The essay has a glowing description of the DDS agency process. The professor describes a team of people evaluating a claim, consisting of a disability examiner and a medical advisor. And Social Security has a quality assurance program to evaluate the decisions of those teams to ensure the accuracy of their decisions and provide feedback and training when needed.
This section of the professor's working paper really exposes a lack of real world experience with DDS decisionmaking. There is a huge disconnect between the professor's description of how DDS works and the actual work product of the DDS agencies. Anyone actually practicing in this area can tell you that DDS gets it wrong routinely. The real systemic problem with Social Security disability is that DDS denies claims that should be granted, not that ALJs grant claims that should be denied.

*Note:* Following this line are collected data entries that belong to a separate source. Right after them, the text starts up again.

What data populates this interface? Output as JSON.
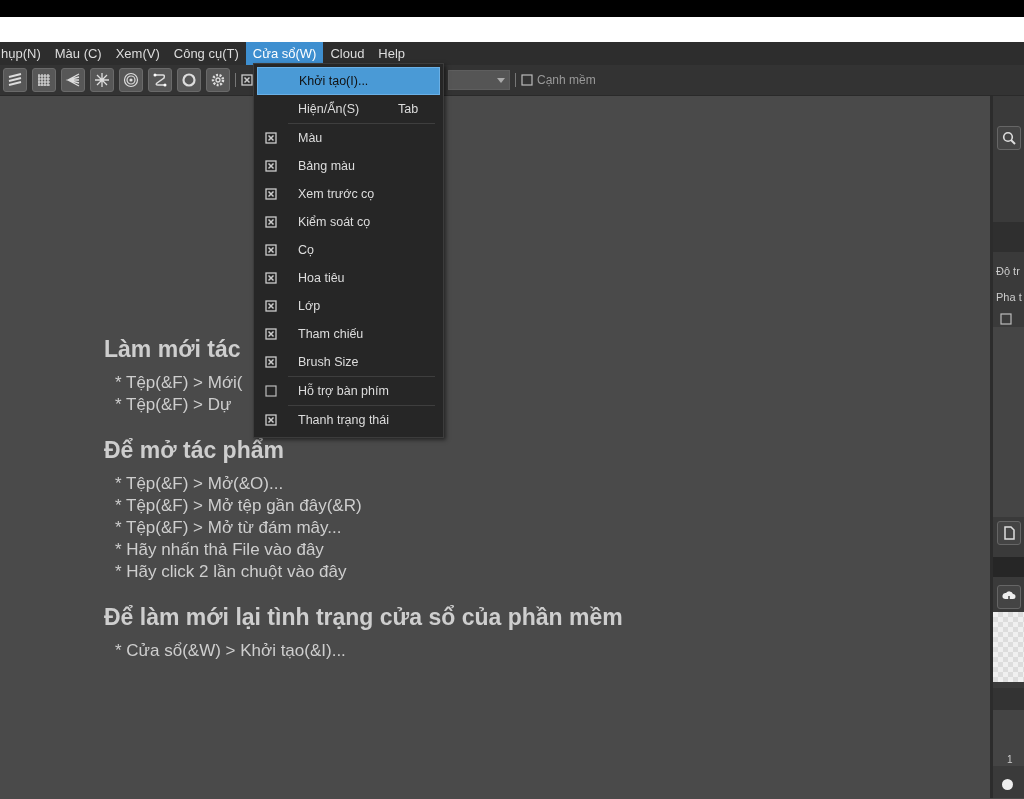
{
  "menubar": [
    {
      "label": "hụp(N)",
      "selected": false
    },
    {
      "label": "Màu (C)",
      "selected": false
    },
    {
      "label": "Xem(V)",
      "selected": false
    },
    {
      "label": "Công cụ(T)",
      "selected": false
    },
    {
      "label": "Cửa sổ(W)",
      "selected": true
    },
    {
      "label": "Cloud",
      "selected": false
    },
    {
      "label": "Help",
      "selected": false
    }
  ],
  "toolbar": {
    "option_checked": true,
    "soft_edge": {
      "label": "Cạnh mềm",
      "checked": false
    }
  },
  "window_menu": [
    {
      "kind": "action",
      "label": "Khởi tạo(I)...",
      "selected": true
    },
    {
      "kind": "action",
      "label": "Hiện/Ẩn(S)",
      "shortcut": "Tab",
      "selected": false
    },
    {
      "kind": "separator"
    },
    {
      "kind": "check",
      "label": "Màu",
      "checked": true,
      "selected": false
    },
    {
      "kind": "check",
      "label": "Bảng màu",
      "checked": true,
      "selected": false
    },
    {
      "kind": "check",
      "label": "Xem trước cọ",
      "checked": true,
      "selected": false
    },
    {
      "kind": "check",
      "label": "Kiểm soát cọ",
      "checked": true,
      "selected": false
    },
    {
      "kind": "check",
      "label": "Cọ",
      "checked": true,
      "selected": false
    },
    {
      "kind": "check",
      "label": "Hoa tiêu",
      "checked": true,
      "selected": false
    },
    {
      "kind": "check",
      "label": "Lớp",
      "checked": true,
      "selected": false
    },
    {
      "kind": "check",
      "label": "Tham chiếu",
      "checked": true,
      "selected": false
    },
    {
      "kind": "check",
      "label": "Brush Size",
      "checked": true,
      "selected": false
    },
    {
      "kind": "separator"
    },
    {
      "kind": "check",
      "label": "Hỗ trợ bàn phím",
      "checked": false,
      "selected": false
    },
    {
      "kind": "separator"
    },
    {
      "kind": "check",
      "label": "Thanh trạng thái",
      "checked": true,
      "selected": false
    }
  ],
  "sections": [
    {
      "heading": "Làm mới tác",
      "lines": [
        "* Tệp(&F) > Mới(",
        "* Tệp(&F) > Dự"
      ]
    },
    {
      "heading": "Để mở tác phẩm",
      "lines": [
        "* Tệp(&F) > Mở(&O)...",
        "* Tệp(&F) > Mở tệp gần đây(&R)",
        "* Tệp(&F) > Mở từ đám mây...",
        "* Hãy nhấn thả File vào đây",
        "* Hãy click 2 lần chuột vào đây"
      ]
    },
    {
      "heading": "Để làm mới lại tình trạng cửa sổ của phần mềm",
      "lines": [
        "* Cửa sổ(&W) > Khởi tạo(&I)..."
      ]
    }
  ],
  "right_panel": {
    "labels": [
      "Độ tr",
      "Pha t"
    ],
    "checkbox_checked": false,
    "page_number": "1"
  }
}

The DDS agencies make adverse credibility determinations without ever meeting the claimant. They routinely fail to apply Social Security's own regulations and rulings, most notably the "treating physician" rule embodied in 20 C.F.R. 404.1527(d)(2) and Social Security Ruling 96-2p. The team at DDS certainly does not include anyone with legal training, which might help when applying the Commissioner's regulations. Administrative law judges, after all, are lawyers. And contrary to the professor's assertion, the ALJs do have a medical advisor available at the hearing level when desired.
The rest of it
The professor goes on to assert that the current ALJ system is unconstitutional, which in my view is a tin foil hat legal theory. I guess no one else noticed that the largest adjudicative body in the western world was unconstitutional. And the professor proposes solutions, including his preferred solution: abolishing altogether the ability to appeal an adverse determination to an administrative law judge.
I have other quibbles with the article. The professor repeatedly refers to SSDI as "permanent disability," which it is not. The disability period must last, or be expected to last, for a year or more. It does not need to be "permanent," and referring to it that way is misleading. And his characterization of someone who is disabled as being a person who "can not perform the functions needed to hold any job in the US economy" does not accurately reflect the standard for Social Security disability, which must consider an applicant's age, education and past work experience in addition to his medical condition.
We live in a time where unvetted opinions get repeated over and over and become accepted as true. In my view, the ideas expressed in this paper are wrong and misguided, and they should be vigorously challenged, lest they become part of a new conventional wisdom.
I would be happy to read your comments.